MOSCOW, September 26 (RIA Novosti) – Russia’s Soyuz TMA-10M spacecraft with a Russian-US crew has successfully docked with the International Space Station (ISS), Federal Space Agency Roscosmos reported Thursday.
The spacecraft docked with the ISS at 06:45 a.m. Moscow Time (0245 GMT) Thursday, some six hours after the launch from the Baikonur Space Center in Kazakhstan, the agency said in a statement on its website.
Roscosmos reported earlier in the day that a Russian Soyuz-FG rocket with the Soyuz TMA-10M blasted off for the ISS at 00:58 a.m. Moscow Time Thursday (2058 GMT Wednesday) from Baikonur.
The new expedition’s crew consists of Russian cosmonauts Oleg Kotov and Sergei Ryazansky and NASA astronaut Michael Hopkins.

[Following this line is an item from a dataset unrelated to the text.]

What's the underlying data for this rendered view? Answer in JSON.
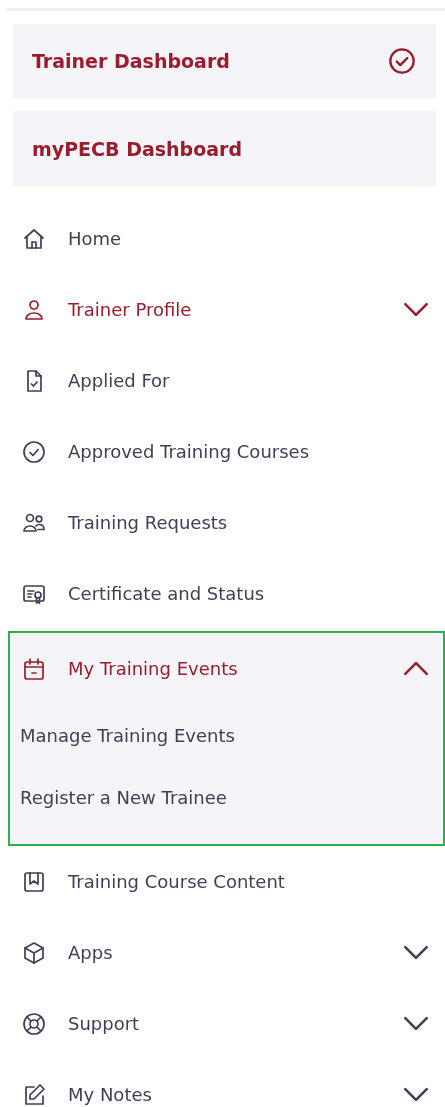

Kotov is the most experienced of the three crewmembers. He has flown two long-duration spaceflights aboard the ISS, logging just short of a year in space. Ryazansky and Hopkins have no previous spaceflight experience.
This is the third consecutive manned flight to the ISS under the “short” six-hour flight program. Before March this year, all manned Soyuz missions were carried out under a two-day scheme.
The current ISS crew comprises Russian cosmonaut Fyodor Yurchikhin and astronauts Karen Nyberg of NASA and Luca Parmitano of the European Space Agency.